Sementara itu, mentor Pak Dahlan, Pak Goenawan Mohamad berada di barisan Presiden Joko Widodo (Jokowi). Publik di Jawa Timur mahfum, keluarga Dahlan Iskan terpental dari Jawa Pos Group. Imperium media yang dibesarkan Dahlan.
Konon, Pak Goenawan dulu yang menugaskannya membidani Jawa Pos. Bekerja sangat keras membesarkannya. Bahkan berhasil menjadikannya jadi gurita media raksasa.
Terpentalnyan Pak Dahlan diikuti Azrul Ananda, sang putra mahkota. Berganti Hidayat Jati, putra Pak Goenawan di jajaranan petinggi Jawa Pos. Setahun lalu, peristiwa ini telah membuat Pak Dahlan patah arang.
Apakah langkah kuda ini bagian dari perseteruan keduanya?
Dalam pidatonya di Dyandra Convention Center, Surabaya, Jumat (12/4) lalu, Pak Dahlan tidak menyebut hal ini. Di matanya, Program Revolusi Mental Pak Jokowi gagal mewujudkan pendapatan per kapita masyarakat 7 ribu USD per tahun.
"Kalau itu terwujud maka Indonesia akan menjadi negara besar tapi itu tidak terlaksana," ungkap mantan Menteri BUMN ini, dengan suara khasnya.
Pak Dahlan adalah penjelajah kelas wahid. Mengunjungi penjuru dunia. Hingga kota-kota kecil yang kita bahkan tak pernah mendengarnya.
Perjalanannya, melihat banyak negara lain, tentu memberikan inspirasi. Kadang dengan modal seadanya, sebuah negara bisa maju pesat. Amerika Serikat dan China adalah role modelnya.
Dia sangat logis.

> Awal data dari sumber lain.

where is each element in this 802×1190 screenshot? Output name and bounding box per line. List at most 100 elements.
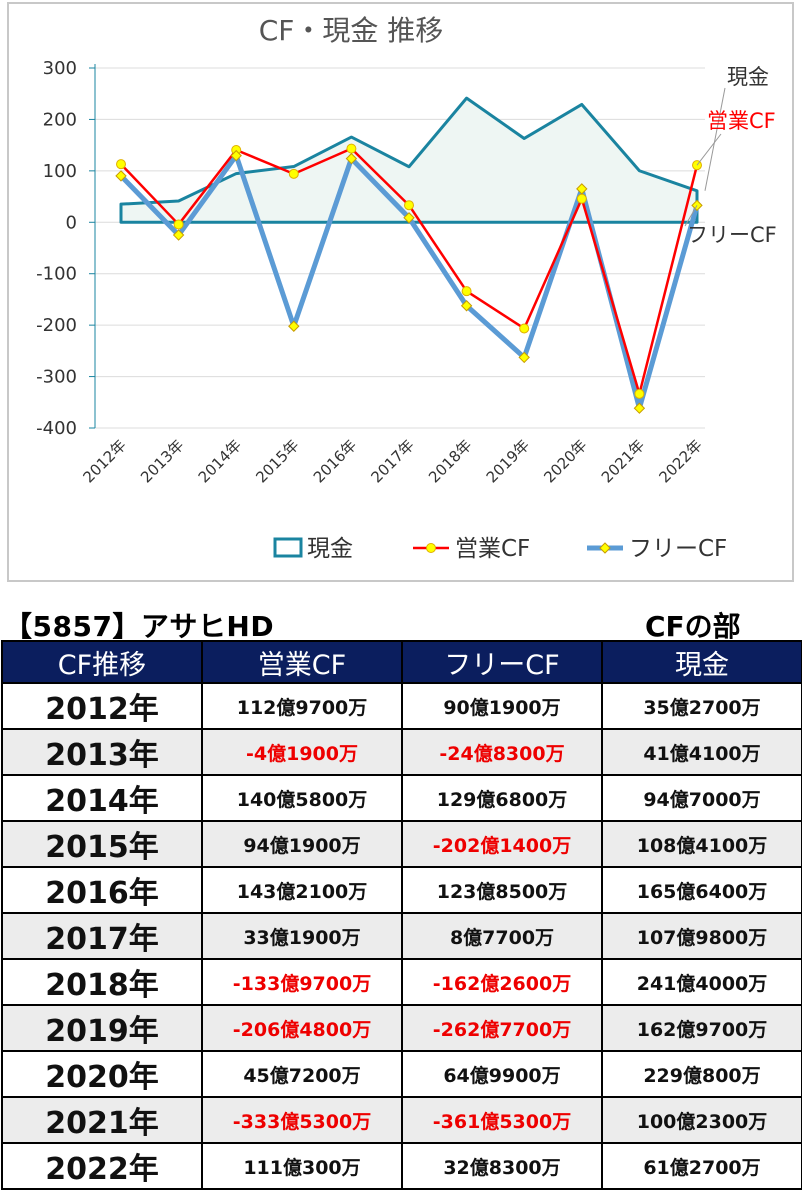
legend-cash-swatch bbox=[273, 537, 303, 558]
y-tick-label: 300 bbox=[43, 58, 77, 79]
free-cf-point bbox=[460, 300, 473, 312]
operating-cf-point bbox=[346, 143, 357, 154]
operating-cf-cell: 143億2100万 bbox=[201, 866, 403, 914]
operating-cf-point bbox=[404, 200, 414, 211]
chart-panel: CF・現金 推移 300 200 100 0 -100 -200 -300 -400 2012年 2… bbox=[7, 2, 794, 582]
year-cell: 2018年 bbox=[1, 958, 203, 1006]
column-header-free-cf: フリーCF bbox=[401, 640, 603, 684]
table-row: 2017年 33億1900万 8億7700万 107億9800万 bbox=[1, 912, 802, 960]
free-cf-point bbox=[633, 402, 646, 414]
y-tick-label: -400 bbox=[36, 418, 77, 439]
section-title: CFの部 bbox=[645, 610, 741, 643]
operating-cf-cell: -4億1900万 bbox=[201, 728, 403, 776]
free-cf-cell: -24億8300万 bbox=[401, 728, 603, 776]
free-cf-point bbox=[230, 149, 242, 162]
table-row: 2012年 112億9700万 90億1900万 35億2700万 bbox=[1, 682, 802, 730]
operating-cf-cell: -333億5300万 bbox=[201, 1096, 403, 1144]
operating-cf-cell: 112億9700万 bbox=[201, 682, 403, 730]
legend-cash-label: 現金 bbox=[307, 536, 353, 562]
free-cf-point bbox=[288, 320, 300, 332]
cash-area bbox=[119, 96, 699, 224]
operating-cf-cell: 94億1900万 bbox=[201, 820, 403, 868]
cash-cell: 100億2300万 bbox=[601, 1096, 802, 1144]
x-tick-label: 2012年 bbox=[79, 436, 129, 486]
operating-cf-cell: 33億1900万 bbox=[201, 912, 403, 960]
cash-end-label: 現金 bbox=[727, 65, 769, 89]
year-cell: 2013年 bbox=[1, 728, 203, 776]
year-cell: 2020年 bbox=[1, 1050, 203, 1098]
table-row: 2016年 143億2100万 123億8500万 165億6400万 bbox=[1, 866, 802, 914]
cf-table: CF推移 営業CF フリーCF 現金 2012年 112億9700万 90億1900… bbox=[1, 640, 802, 1190]
table-header: CF推移 営業CF フリーCF 現金 bbox=[1, 640, 802, 684]
table-row: 2018年 -133億9700万 -162億2600万 241億4000万 bbox=[1, 958, 802, 1006]
operating-cf-cell: 45億7200万 bbox=[201, 1050, 403, 1098]
operating-cf-point bbox=[173, 219, 184, 230]
table-row: 2013年 -4億1900万 -24億8300万 41億4100万 bbox=[1, 728, 802, 776]
x-tick-label: 2020年 bbox=[540, 436, 590, 486]
x-tick-label: 2022年 bbox=[655, 436, 705, 486]
y-tick-label: -300 bbox=[36, 367, 77, 388]
x-tick-label: 2016年 bbox=[310, 436, 360, 486]
cash-cell: 41億4100万 bbox=[601, 728, 802, 776]
table-row: 2014年 140億5800万 129億6800万 94億7000万 bbox=[1, 774, 802, 822]
column-header-operating-cf: 営業CF bbox=[201, 640, 403, 684]
column-header-cash: 現金 bbox=[601, 640, 802, 684]
callout-line bbox=[684, 205, 698, 227]
x-tick-label: 2015年 bbox=[252, 436, 302, 486]
chart-title: CF・現金 推移 bbox=[259, 14, 444, 47]
cash-cell: 162億9700万 bbox=[601, 1004, 802, 1052]
operating-cf-cell: 140億5800万 bbox=[201, 774, 403, 822]
operating-cf-point bbox=[576, 193, 587, 204]
year-cell: 2016年 bbox=[1, 866, 203, 914]
chart-legend: 現金 営業CF フリーCF bbox=[273, 536, 727, 562]
table-row: 2015年 94億1900万 -202億1400万 108億4100万 bbox=[1, 820, 802, 868]
y-tick-label: 200 bbox=[43, 109, 77, 130]
legend-operating-cf-label: 営業CF bbox=[455, 536, 530, 562]
cash-cell: 107億9800万 bbox=[601, 912, 802, 960]
year-cell: 2019年 bbox=[1, 1004, 203, 1052]
free-cf-cell: -262億7700万 bbox=[401, 1004, 603, 1052]
free-cf-point bbox=[115, 170, 127, 182]
y-tick-label: -100 bbox=[36, 264, 77, 285]
x-tick-label: 2019年 bbox=[483, 436, 533, 486]
free-cf-point bbox=[172, 229, 185, 241]
company-title: 【5857】アサヒHD bbox=[4, 610, 275, 643]
column-header-period: CF推移 bbox=[1, 640, 203, 684]
free-cf-cell: -202億1400万 bbox=[401, 820, 603, 868]
operating-cf-point bbox=[288, 168, 299, 179]
operating-cf-point bbox=[634, 388, 645, 399]
operating-cf-cell: 111億300万 bbox=[201, 1142, 403, 1190]
table-row: 2022年 111億300万 32億8300万 61億2700万 bbox=[1, 1142, 802, 1190]
table-row: 2020年 45億7200万 64億9900万 229億800万 bbox=[1, 1050, 802, 1098]
callout-line bbox=[704, 87, 726, 191]
year-cell: 2012年 bbox=[1, 682, 203, 730]
table-row: 2019年 -206億4800万 -262億7700万 162億9700万 bbox=[1, 1004, 802, 1052]
table-header-row: 【5857】アサヒHD CFの部 bbox=[0, 605, 802, 643]
free-cf-cell: -162億2600万 bbox=[401, 958, 603, 1006]
cash-cell: 165億6400万 bbox=[601, 866, 802, 914]
free-cf-cell: 90億1900万 bbox=[401, 682, 603, 730]
operating-cf-point bbox=[461, 286, 472, 297]
cash-cell: 94億7000万 bbox=[601, 774, 802, 822]
free-cf-point bbox=[403, 212, 415, 224]
free-cf-cell: 8億7700万 bbox=[401, 912, 603, 960]
operating-cf-end-label: 営業CF bbox=[707, 109, 776, 133]
free-cf-cell: 123億8500万 bbox=[401, 866, 603, 914]
legend-operating-cf-marker bbox=[426, 543, 436, 553]
free-cf-cell: 32億8300万 bbox=[401, 1142, 603, 1190]
cash-cell: 229億800万 bbox=[601, 1050, 802, 1098]
year-cell: 2015年 bbox=[1, 820, 203, 868]
free-cf-point bbox=[345, 152, 358, 165]
free-cf-cell: -361億5300万 bbox=[401, 1096, 603, 1144]
callout-line bbox=[696, 133, 722, 166]
year-cell: 2017年 bbox=[1, 912, 203, 960]
x-tick-label: 2013年 bbox=[137, 436, 187, 486]
cash-cell: 61億2700万 bbox=[601, 1142, 802, 1190]
x-tick-label: 2017年 bbox=[367, 436, 417, 486]
x-tick-label: 2021年 bbox=[598, 436, 648, 486]
cash-cell: 35億2700万 bbox=[601, 682, 802, 730]
year-cell: 2021年 bbox=[1, 1096, 203, 1144]
y-tick-label: -200 bbox=[36, 315, 77, 336]
free-cf-point bbox=[518, 351, 530, 364]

Sepertinya, Pak Dahlan yakin, modal Indonesia sangat cukup untuk menjadi negara maju. Tinggal kepemimpinan yang kuat yang bisa mengantarnya ke sana.
Ada ungkapannya yang menarik. Tentang keputusan para Dahlanis, para fans Dahlan Iskan. “Mayoritas pemimpin Dahlanis, memilih Prabowo. Tapi saat itu, saya veto,” katanya.

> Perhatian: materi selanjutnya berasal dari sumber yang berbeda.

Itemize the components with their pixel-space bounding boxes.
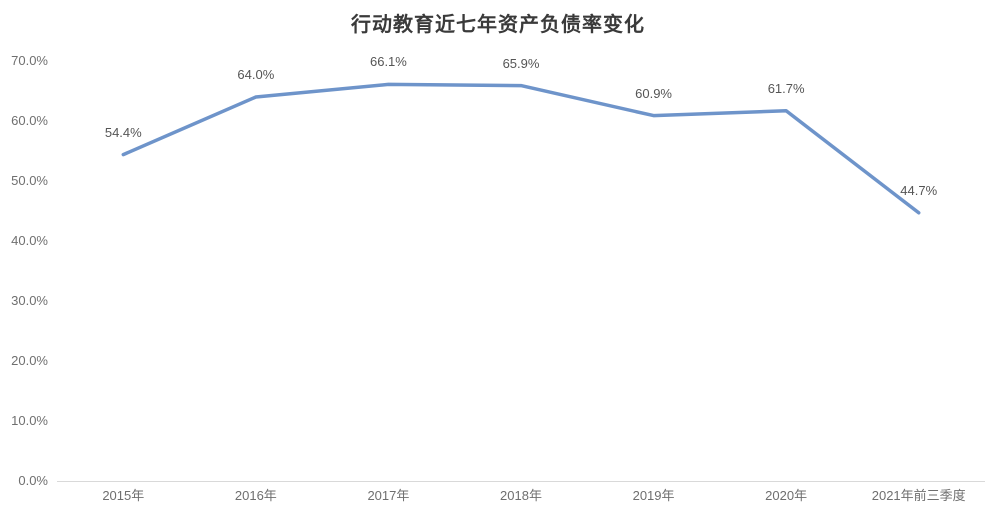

Dia pun mengelar pertemuan akbar Dahlanis di Sentul, lima tahun lalu. Mendeklarasikan dukungan ke Pak Jokowi-Pak JK. Sayang, mimpinya bertepuk sebelah tangan.
Bergabungnya mantan Dirut PLN ini dengan barisan Pak Prabowo, juga berdekatan dengan pertemuannya dengan Pak Susilo Bambang Yudhono (SBY) di Singapura. Entah, apakah Pak SBY juga memintanya mendukung Pak Prabowo sebagai bagian amunisi Partai Demokrat.
Dulu Pak Dahlan adalah jawara konvensi Partai Demokrat. Namun, sang juara malah tidak jadi calon presiden. Alasannya, perolehan suara partai berlambang “mercy” ini tak memenuhi ambang batas mencalonkan presiden.
Kembali ke urusan Pak Dahlan dan Pak Goenawan. Konon, terpentalnya Pak Dahlan, karena konflik internal di tingkat Direksi dan Komisaris Jawa Pos Group.
Kabarnya, selepas Pak Dahlan operasi ganti hati, para bos besar meragukan masa depan Jawa Pos. Juga keraguan mereka akan performa generasi kedua membawa Jawa Pos dalam kondisi bisnis media cetak yang gonjang-ganjing.
Peristiwa ini bagi keluarga Pak Dahlan sangat berbekas. Bahkan, perlu waktu panjang baginya untuk kembali menulis. Sesuatu yang sangat disenanginya.
“Saya sudah tidak punya koran lagi. Mau menulis di mana,” ungkap seorang teman, menirukan perkataan Pak Dahlan. Kini, selepas setahun, luka itu telah mengering. Bahkan diubahnya jadi pendorong untuk melanjutkan pertempuran. Masuk ke dunia politik lagi.